斥候に出ていた刹那と騎獣扱いの激情の雷犬だ。
「どうだった?」
「シイナが言った通り、地形変動のせいで山頂に行く道が塞がってる。一応回り込んで行ける道がないかも探したけど全然ダメだった」
「こちらも途中から飛行接近が禁止されていました」
「正規ルート以外はシャットアウトってわけね……ちッ」
溶岩のあるフィールドでよくあるのだが、時間帯によって溶岩の量や噴出孔が変わり、それによって地形が変わってしまうことがある。それが昼夜の地形変動だ。
ここの場合、次のエリア九九は瓢箪のような形をしていて、狭まった中央の部分は十メートルほどの長さの細い隧道になっている。夜になると溶岩溜まりが上がってきて、トンネル内を満たしてしまい、先に進めなくなってしまうのだった。
俺とアンダーヒル、キュービストで山腹を直接登ることができないかも試したのだが、地上は溶岩が渾渾と流れていて先を行けず、空は飛行禁止仕様に設定されていた。
万策尽きて打つ手なし。
「シイナがもっと早く教えないからこうなるんじゃない!」
「反論のしようもございません」
前に来た時は昼間ですんなり通れたため、直前のエリアに来るまで思い出せなかったのだ。アンダーヒルはその場に着く前に気づいただけ上々、というようなことを言っていたが、当時その地形を見て夜は通れなくなると思っていたのもまた事実だった。
しかもここから山頂までのエリアは一本道。途中が一ヶ所塞がっているとそれだけで先には進めない。
「それでどうすんの?」
「ここから先を後回しにするしか……」
「それはわかってるわよ、バカシイナ。だからその後をどうすんのって言ってんじゃない! まさかここで明日までずっと待つなんて言うんじゃないわよね?」
「んー……」
さも考えているように顎に人差し指を添え、少し上の方を見上げ――――別の方向にさりげなく視線を遣る。
同時に俺を見ていたらしい彼女と目が合った。
ぴくっと彼女の前髪が揺れる。
「……とりあえず休もう。
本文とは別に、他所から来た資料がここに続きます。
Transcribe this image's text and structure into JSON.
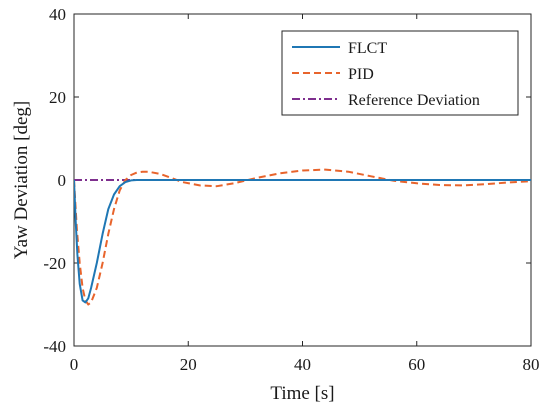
{
  "chart_data": {
    "type": "line",
    "xlabel": "Time [s]",
    "ylabel": "Yaw Deviation [deg]",
    "xlim": [
      0,
      80
    ],
    "ylim": [
      -40,
      40
    ],
    "xticks": [
      0,
      20,
      40,
      60,
      80
    ],
    "yticks": [
      -40,
      -20,
      0,
      20,
      40
    ],
    "grid": false,
    "legend_position": "top-right",
    "series": [
      {
        "name": "FLCT",
        "color": "#1f77b4",
        "style": "solid",
        "x": [
          0,
          0.3,
          0.6,
          1,
          1.5,
          2,
          2.5,
          3,
          4,
          5,
          6,
          7,
          8,
          9,
          10,
          11,
          12,
          14,
          16,
          20,
          30,
          40,
          50,
          60,
          70,
          80
        ],
        "y": [
          0,
          -10,
          -18,
          -25,
          -29,
          -29.5,
          -28.5,
          -26,
          -20,
          -13,
          -7,
          -3.5,
          -1.5,
          -0.5,
          -0.1,
          0,
          0,
          0,
          0,
          0,
          0,
          0,
          0,
          0,
          0,
          0
        ]
      },
      {
        "name": "PID",
        "color": "#e8642c",
        "style": "dashed",
        "x": [
          0,
          0.5,
          1,
          1.5,
          2,
          2.5,
          3,
          4,
          5,
          6,
          7,
          8,
          9,
          10,
          11,
          12,
          13,
          15,
          17,
          19,
          22,
          25,
          28,
          32,
          36,
          40,
          44,
          48,
          52,
          56,
          60,
          64,
          68,
          72,
          76,
          80
        ],
        "y": [
          0,
          -12,
          -20,
          -26,
          -29,
          -30,
          -29.5,
          -26,
          -20,
          -13,
          -7,
          -2.5,
          0,
          1.2,
          1.8,
          2,
          2,
          1.5,
          0.5,
          -0.5,
          -1.3,
          -1.5,
          -0.8,
          0.5,
          1.6,
          2.3,
          2.5,
          2,
          0.9,
          -0.2,
          -0.8,
          -1.2,
          -1.3,
          -1,
          -0.6,
          -0.3
        ]
      },
      {
        "name": "Reference Deviation",
        "color": "#7e2f8e",
        "style": "dashdot",
        "x": [
          0,
          80
        ],
        "y": [
          0,
          0
        ]
      }
    ]
  }
}
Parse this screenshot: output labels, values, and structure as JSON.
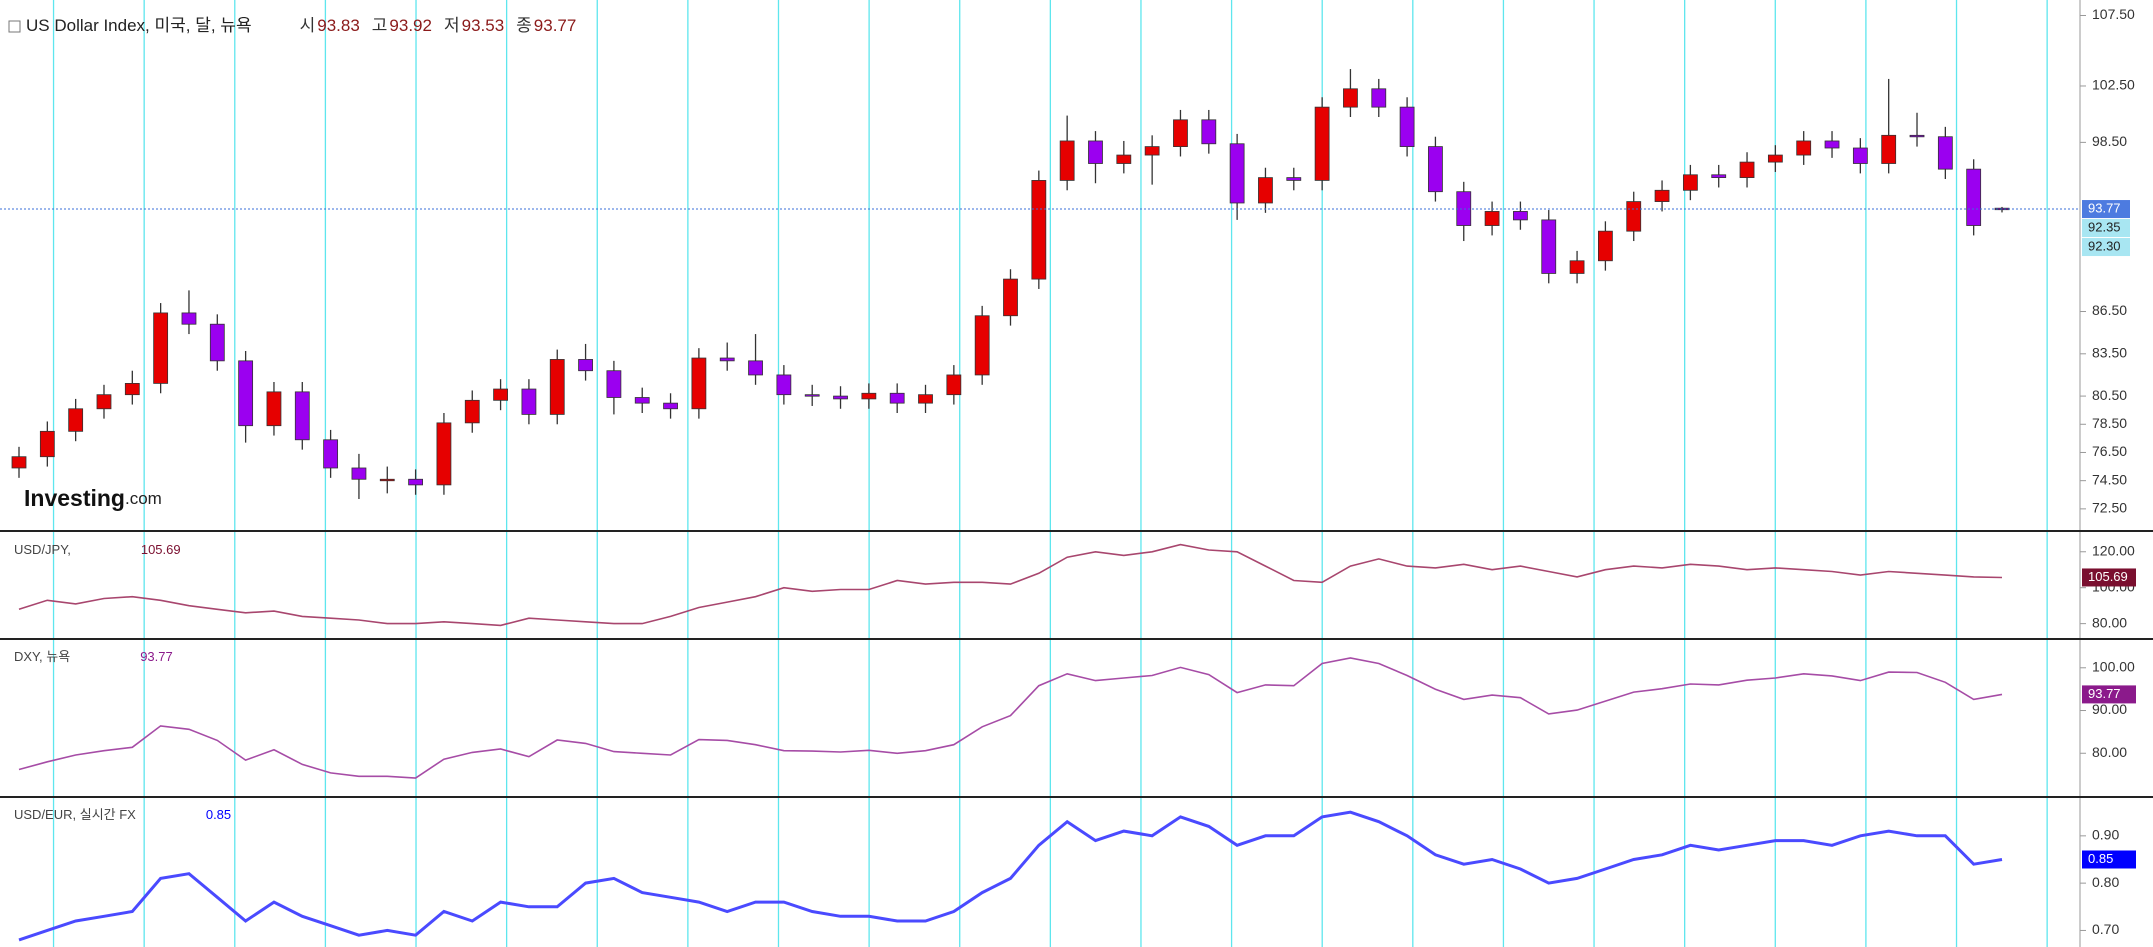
{
  "chart_data": [
    {
      "type": "candlestick",
      "title": "US Dollar Index, 미국, 달, 뉴욕",
      "ohlc_labels": [
        "시",
        "고",
        "저",
        "종"
      ],
      "open": [
        75.4,
        76.2,
        78.0,
        79.6,
        80.6,
        81.4,
        86.4,
        85.6,
        83.0,
        78.4,
        80.8,
        77.4,
        75.4,
        74.6,
        74.6,
        74.2,
        78.6,
        80.2,
        81.0,
        79.2,
        83.1,
        82.3,
        80.4,
        80.0,
        79.6,
        83.2,
        83.0,
        82.0,
        80.6,
        80.5,
        80.3,
        80.7,
        80.0,
        80.6,
        82.0,
        86.2,
        88.8,
        95.8,
        98.6,
        97.0,
        97.6,
        98.2,
        100.1,
        98.4,
        94.2,
        96.0,
        95.8,
        101.0,
        102.3,
        101.0,
        98.2,
        95.0,
        92.6,
        93.6,
        93.0,
        89.2,
        90.1,
        92.2,
        94.3,
        95.1,
        96.2,
        96.0,
        97.1,
        97.6,
        98.6,
        98.1,
        97.0,
        99.0,
        98.9,
        96.6,
        93.83
      ],
      "high": [
        76.9,
        78.7,
        80.3,
        81.3,
        82.3,
        87.1,
        88.0,
        86.3,
        83.7,
        81.5,
        81.5,
        78.1,
        76.4,
        75.5,
        75.3,
        79.3,
        80.9,
        81.7,
        81.7,
        83.8,
        84.2,
        83.0,
        81.1,
        80.7,
        83.9,
        84.3,
        84.9,
        82.7,
        81.3,
        81.2,
        81.4,
        81.4,
        81.3,
        82.7,
        86.9,
        89.5,
        96.5,
        100.4,
        99.3,
        98.6,
        99.0,
        100.8,
        100.8,
        99.1,
        96.7,
        96.7,
        101.7,
        103.7,
        103.0,
        101.7,
        98.9,
        95.7,
        94.3,
        94.3,
        93.7,
        90.8,
        92.9,
        95.0,
        95.8,
        96.9,
        96.9,
        97.8,
        98.3,
        99.3,
        99.3,
        98.8,
        103.0,
        100.6,
        99.6,
        97.3,
        93.92
      ],
      "low": [
        74.7,
        75.5,
        77.3,
        78.9,
        79.9,
        80.7,
        84.9,
        82.3,
        77.2,
        77.7,
        76.7,
        74.7,
        73.2,
        73.6,
        73.5,
        73.5,
        77.9,
        79.5,
        78.5,
        78.5,
        81.6,
        79.2,
        79.3,
        78.9,
        78.9,
        82.3,
        81.3,
        79.9,
        79.8,
        79.6,
        79.6,
        79.3,
        79.3,
        79.9,
        81.3,
        85.5,
        88.1,
        95.1,
        95.6,
        96.3,
        95.5,
        97.5,
        97.7,
        93.0,
        93.5,
        95.1,
        95.1,
        100.3,
        100.3,
        97.5,
        94.3,
        91.5,
        91.9,
        92.3,
        88.5,
        88.5,
        89.4,
        91.5,
        93.6,
        94.4,
        95.3,
        95.3,
        96.4,
        96.9,
        97.4,
        96.3,
        96.3,
        98.2,
        95.9,
        91.9,
        93.53
      ],
      "close": [
        76.2,
        78.0,
        79.6,
        80.6,
        81.4,
        86.4,
        85.6,
        83.0,
        78.4,
        80.8,
        77.4,
        75.4,
        74.6,
        74.6,
        74.2,
        78.6,
        80.2,
        81.0,
        79.2,
        83.1,
        82.3,
        80.4,
        80.0,
        79.6,
        83.2,
        83.0,
        82.0,
        80.6,
        80.5,
        80.3,
        80.7,
        80.0,
        80.6,
        82.0,
        86.2,
        88.8,
        95.8,
        98.6,
        97.0,
        97.6,
        98.2,
        100.1,
        98.4,
        94.2,
        96.0,
        95.8,
        101.0,
        102.3,
        101.0,
        98.2,
        95.0,
        92.6,
        93.6,
        93.0,
        89.2,
        90.1,
        92.2,
        94.3,
        95.1,
        96.2,
        96.0,
        97.1,
        97.6,
        98.6,
        98.1,
        97.0,
        99.0,
        98.9,
        96.6,
        92.6,
        93.77
      ],
      "up_color": "#e60000",
      "down_color": "#9b00f0",
      "last_color": "#4d7be0",
      "mark_color": "#a8e6f2",
      "ylim": [
        71.0,
        108.6
      ],
      "yticks": [
        {
          "value": 107.5,
          "label": "107.50"
        },
        {
          "value": 102.5,
          "label": "102.50"
        },
        {
          "value": 98.5,
          "label": "98.50"
        },
        {
          "value": 86.5,
          "label": "86.50"
        },
        {
          "value": 83.5,
          "label": "83.50"
        },
        {
          "value": 80.5,
          "label": "80.50"
        },
        {
          "value": 78.5,
          "label": "78.50"
        },
        {
          "value": 76.5,
          "label": "76.50"
        },
        {
          "value": 74.5,
          "label": "74.50"
        },
        {
          "value": 72.5,
          "label": "72.50"
        }
      ],
      "price_marks": [
        92.35,
        {
          "value": 92.3,
          "label": "92.30"
        }
      ],
      "logo": "Investing",
      "logo_suffix": ".com"
    },
    {
      "type": "line",
      "name": "USD/JPY,",
      "color": "#a8466e",
      "label_color": "#7a0f2f",
      "values": [
        88,
        93,
        91,
        94,
        95,
        93,
        90,
        88,
        86,
        87,
        84,
        83,
        82,
        80,
        80,
        81,
        80,
        79,
        83,
        82,
        81,
        80,
        80,
        84,
        89,
        92,
        95,
        100,
        98,
        99,
        99,
        104,
        102,
        103,
        103,
        102,
        108,
        117,
        120,
        118,
        120,
        124,
        121,
        120,
        112,
        104,
        103,
        112,
        116,
        112,
        111,
        113,
        110,
        112,
        109,
        106,
        110,
        112,
        111,
        113,
        112,
        110,
        111,
        110,
        109,
        107,
        109,
        108,
        107,
        106,
        105.69
      ],
      "ylim": [
        72,
        131
      ],
      "yticks": [
        {
          "value": 120,
          "label": "120.00"
        },
        {
          "value": 100,
          "label": "100.00"
        },
        {
          "value": 80,
          "label": "80.00"
        }
      ]
    },
    {
      "type": "line",
      "name": "DXY, 뉴욕",
      "color": "#a64ca6",
      "label_color": "#8b1a8b",
      "ylim": [
        70,
        106.5
      ],
      "yticks": [
        {
          "value": 100,
          "label": "100.00"
        },
        {
          "value": 90,
          "label": "90.00"
        },
        {
          "value": 80,
          "label": "80.00"
        }
      ]
    },
    {
      "type": "line",
      "name": "USD/EUR, 실시간 FX",
      "color": "#4a4aff",
      "label_color": "#0000ff",
      "values": [
        0.68,
        0.7,
        0.72,
        0.73,
        0.74,
        0.81,
        0.82,
        0.77,
        0.72,
        0.76,
        0.73,
        0.71,
        0.69,
        0.7,
        0.69,
        0.74,
        0.72,
        0.76,
        0.75,
        0.75,
        0.8,
        0.81,
        0.78,
        0.77,
        0.76,
        0.74,
        0.76,
        0.76,
        0.74,
        0.73,
        0.73,
        0.72,
        0.72,
        0.74,
        0.78,
        0.81,
        0.88,
        0.93,
        0.89,
        0.91,
        0.9,
        0.94,
        0.92,
        0.88,
        0.9,
        0.9,
        0.94,
        0.95,
        0.93,
        0.9,
        0.86,
        0.84,
        0.85,
        0.83,
        0.8,
        0.81,
        0.83,
        0.85,
        0.86,
        0.88,
        0.87,
        0.88,
        0.89,
        0.89,
        0.88,
        0.9,
        0.91,
        0.9,
        0.9,
        0.84,
        0.85
      ],
      "ylim": [
        0.665,
        0.98
      ],
      "yticks": [
        {
          "value": 0.9,
          "label": "0.90"
        },
        {
          "value": 0.8,
          "label": "0.80"
        },
        {
          "value": 0.7,
          "label": "0.70"
        }
      ]
    }
  ]
}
さっきから動きっぱなしだし、この暑さで二倍疲れた」
「いつにも増して情けなくなってない、アンタ……? キュービストだって珍しくまだ正常に機能してんのよ?」
「あれれ? どうして僕がいつのまにか機械扱いされてるかなー」
しかもポンコツ気味のな。
それに『珍しく』も何も刹那は普段の彼のことを知らないだろうと思ったのは俺だけなのか。
「アンタ、機人でしょ?」
「確かによく間違えられるけど、一応半機人の方なんだよね」
「似たようなもんでしょ」
似て非なるものです。
補足しておくと、半機人という種族は今の俺や刹那の種族、人間種と性質がよく似ている。
突出して高い能力を持たない代わり、全体が平均して高めに設定されているのだ。
それなら何故分ける必要があるかというと、当然人間種と半機人にも異なる点があるからだ。
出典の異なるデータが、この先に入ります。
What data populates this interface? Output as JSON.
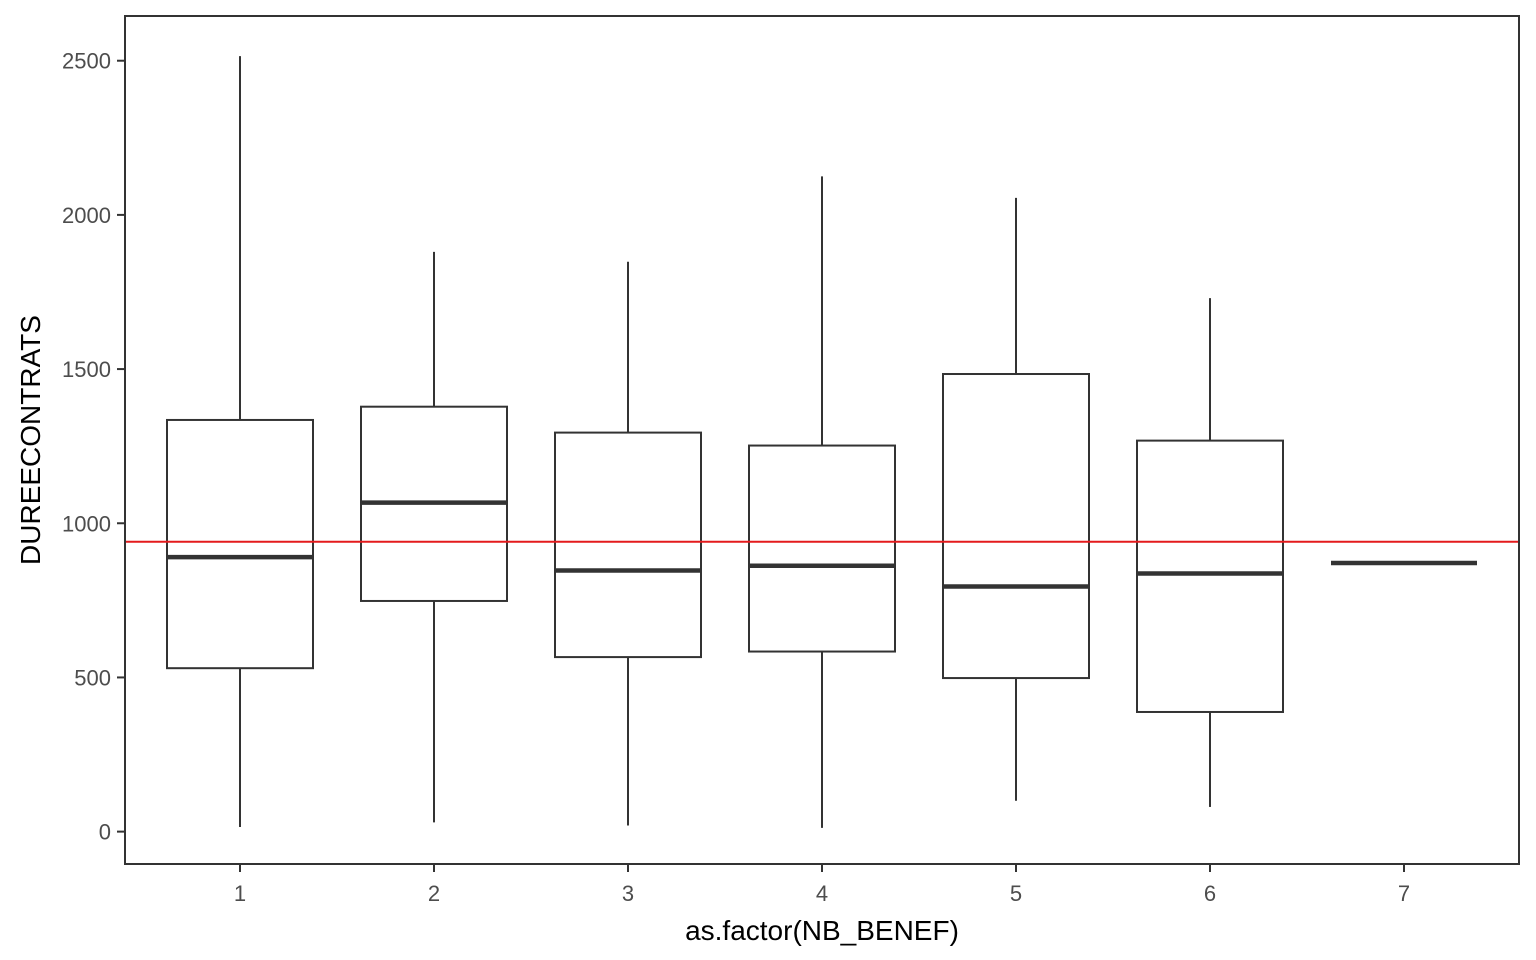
{
  "chart_data": {
    "type": "boxplot",
    "title": "",
    "xlabel": "as.factor(NB_BENEF)",
    "ylabel": "DUREECONTRATS",
    "categories": [
      "1",
      "2",
      "3",
      "4",
      "5",
      "6",
      "7"
    ],
    "boxes": [
      {
        "category": "1",
        "min": 15,
        "q1": 530,
        "median": 890,
        "q3": 1335,
        "max": 2515
      },
      {
        "category": "2",
        "min": 30,
        "q1": 748,
        "median": 1067,
        "q3": 1378,
        "max": 1880
      },
      {
        "category": "3",
        "min": 20,
        "q1": 566,
        "median": 847,
        "q3": 1294,
        "max": 1848
      },
      {
        "category": "4",
        "min": 12,
        "q1": 584,
        "median": 862,
        "q3": 1252,
        "max": 2125
      },
      {
        "category": "5",
        "min": 100,
        "q1": 498,
        "median": 795,
        "q3": 1484,
        "max": 2055
      },
      {
        "category": "6",
        "min": 80,
        "q1": 388,
        "median": 837,
        "q3": 1268,
        "max": 1730
      },
      {
        "category": "7",
        "min": 871,
        "q1": 871,
        "median": 871,
        "q3": 871,
        "max": 871
      }
    ],
    "reference_line": {
      "y": 940,
      "color": "#e41a1c"
    },
    "ylim": [
      -105,
      2645
    ],
    "yticks": [
      0,
      500,
      1000,
      1500,
      2000,
      2500
    ],
    "grid": false,
    "legend": "none",
    "colors": {
      "box_stroke": "#333333",
      "panel_border": "#333333",
      "axis_tick": "#333333"
    }
  }
}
人間種は取得可能スキル数が全種族の中でトップクラス。
対する半機人は取得可能スキル数が減少し、代わりに雷以外の属性攻撃や酸に対する耐性が人間種よりも総じて高い。
ちなみに機人は半機人よりもさらに取得可能スキル数が少なく、代わりに耐性を強化した、いわば半機人の延長線上に位置しているようなものだ。
「あー……空気が緩い。……戦いたい」
コイツのような筋金入りの戦闘狂は戦闘不足で禁断症状を発症するらしいな。
刹那はジーッと新顔の方を注視する。まるで獲物を狙う猛禽類の目つきだった。
「おい刹那、とりあえず殺気と短剣を納めろ」
刹那の肩を手で押し止めながら、キュービストには聞こえない声量で耳打ちする。
「っさいわね。ハイハイ休憩するんでしょ。別にキュービストの実力なんてさっき見たからどうでもいいわよ」
「じゃあなんで剣を抜いた!?」
「気付いたらこうなってるもんよ」
危険極まりないな。
俺がため息を吐きつつ近場にあった手頃なサイズの岩に腰掛けると、続いてアンダーヒル・キュービストと同じように腰を下ろし始める。
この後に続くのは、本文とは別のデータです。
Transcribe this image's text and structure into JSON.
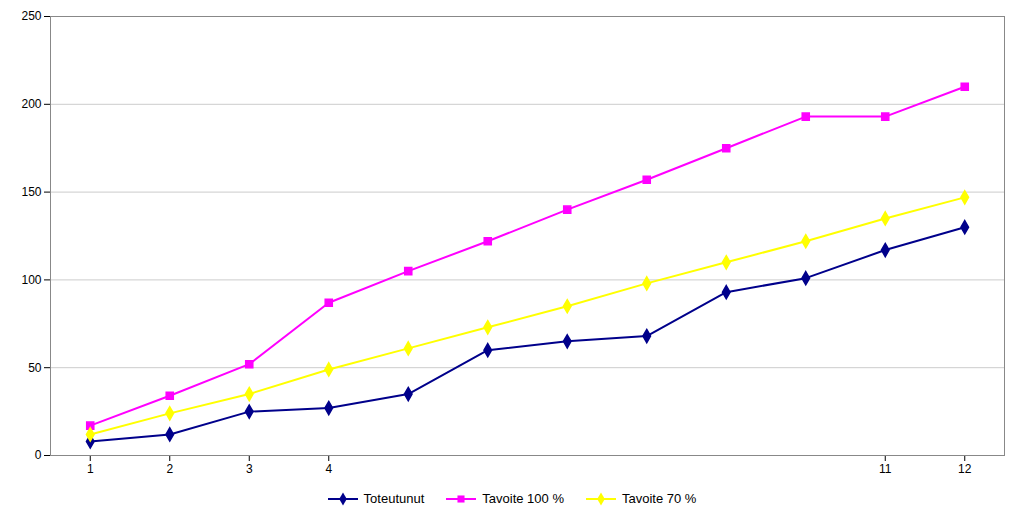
{
  "chart_data": {
    "type": "line",
    "x": [
      1,
      2,
      3,
      4,
      5,
      6,
      7,
      8,
      9,
      10,
      11,
      12
    ],
    "series": [
      {
        "name": "Toteutunut",
        "color": "#00008b",
        "marker": "diamond",
        "values": [
          8,
          12,
          25,
          27,
          35,
          60,
          65,
          68,
          93,
          101,
          117,
          130
        ]
      },
      {
        "name": "Tavoite 100 %",
        "color": "#ff00ff",
        "marker": "square",
        "values": [
          17,
          34,
          52,
          87,
          105,
          122,
          140,
          157,
          175,
          193,
          193,
          210
        ]
      },
      {
        "name": "Tavoite 70 %",
        "color": "#ffff00",
        "marker": "diamond",
        "values": [
          12,
          24,
          35,
          49,
          61,
          73,
          85,
          98,
          110,
          122,
          135,
          147
        ]
      }
    ],
    "xlim": [
      0.5,
      12.5
    ],
    "xticks": [
      1,
      2,
      3,
      4,
      11,
      12
    ],
    "ylim": [
      0,
      250
    ],
    "yticks": [
      0,
      50,
      100,
      150,
      200,
      250
    ],
    "grid": true,
    "legend": "bottom"
  }
}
それでようやく刹那も激情の雷犬の上に座って、しかしまだ不服そうに腕組みをしてみせる。観念した割に諦めが悪いな。いつものことだが。
とりあえずアンダーヒルを休ませる目論見がうまくいったようで何よりだが。
無茶しようが疲れようが何も言わないアンダーヒルは、見ていて危なっかしい。
「……」
件のアンダーヒルはというと何を考えているのかわからない無表情で、ウィンドウを操作して何かの作業をしている。
彼女が素直に休むところを見たのは、クラエスの森での一回だけだ。
その時アンダーヒルと再び目が合った。
「申し訳ありません、シイナ」
突然謝罪された。
「え?」
「行きましょう。B班が煉獄堕天を発見したようです」
タイミングが悪いな……。
刹那が嬉々として激情の雷犬から飛び降りる。
「ふふふふふふ……」
色々とタガが外れてるようだが気にしたら負けと考えるのが一番妥当だろう。
「まぁ見つかったのは喜ばしいよな……」
空回りしてしまったのが少し残念だが。
その時、アンダーヒルの唇が微かに動くのが視界に映った。